The novel reaches its most sinister point when Pinkie manoeuvres Rose into taking her own life. So sure is Rose of Pinkie’s love for her that she is willing to commit the ultimate sin. She will be a martyr for Pinkie’s sham love – because she does not know the love of Christ.
Ida Arnold, the true heroine of Brighton Rock, has little influence over the quietly headstrong Rose. When she accuses Rose of not knowing right from wrong we are given an insight into Rose’s formation as a Catholic.
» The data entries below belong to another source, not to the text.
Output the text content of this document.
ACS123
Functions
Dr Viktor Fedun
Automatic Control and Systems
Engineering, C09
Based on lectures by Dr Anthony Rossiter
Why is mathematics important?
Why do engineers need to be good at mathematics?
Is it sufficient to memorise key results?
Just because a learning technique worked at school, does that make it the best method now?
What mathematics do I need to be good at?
Greene says Rose’s taste for right and wrong was extinguished by the “stronger foods” of good and evil. Greene’s use of the metaphor “stronger foods” has its theological basis in St Paul’s First Letter to the Corinthians where the Apostle writes of the need to give milk to “infants in Christ” and not “solid food”. Rose has obviously surfeited on “stronger foods” when she needed spiritual milk.
It can be irritating for Catholics that the superstitious, bawdy and irreligious Ida saves the day, arriving with the police before Rose can destroy herself. Ida believes in “ghosts, Ouija boards and tables that rapped” yet thinks it’s futile for Rose to go to Confession at the end of the novel. But then Ida and Pinkie have something in common: the concept of a compassionate God in heaven is essentially foreign to them.
It is the old priest at the end who knows this truth and is ready to comfort Rose with “the appalling strangeness of God’s mercy”. When Rose laments that she wishes she had killed herself for love of the “damned” Pinkie, the priest demonstrates God’s love in his gentleness towards Rose and confirms the truth that “the Church does not demand that we believe any soul is cut off from mercy”.
The old priest is like Padre Pio in that he tells Rose tenderly to “hope and pray”. It is the old priest who finally speaks the catechetical truths that have been gravely absent in the minds of the main characters.
I originally published most of the above in the January 29 edition of The Catholic Herald.
PS – The remake was directed by Rowan Joffe and set in the 1960s (the original novel is set in the 1930s). The new film, which stars Sam Riley, Andrea Riseborough, John Hurt and Helen Mirren, has different cultural resonances than the novel and plays off the radical atmosphere of that time.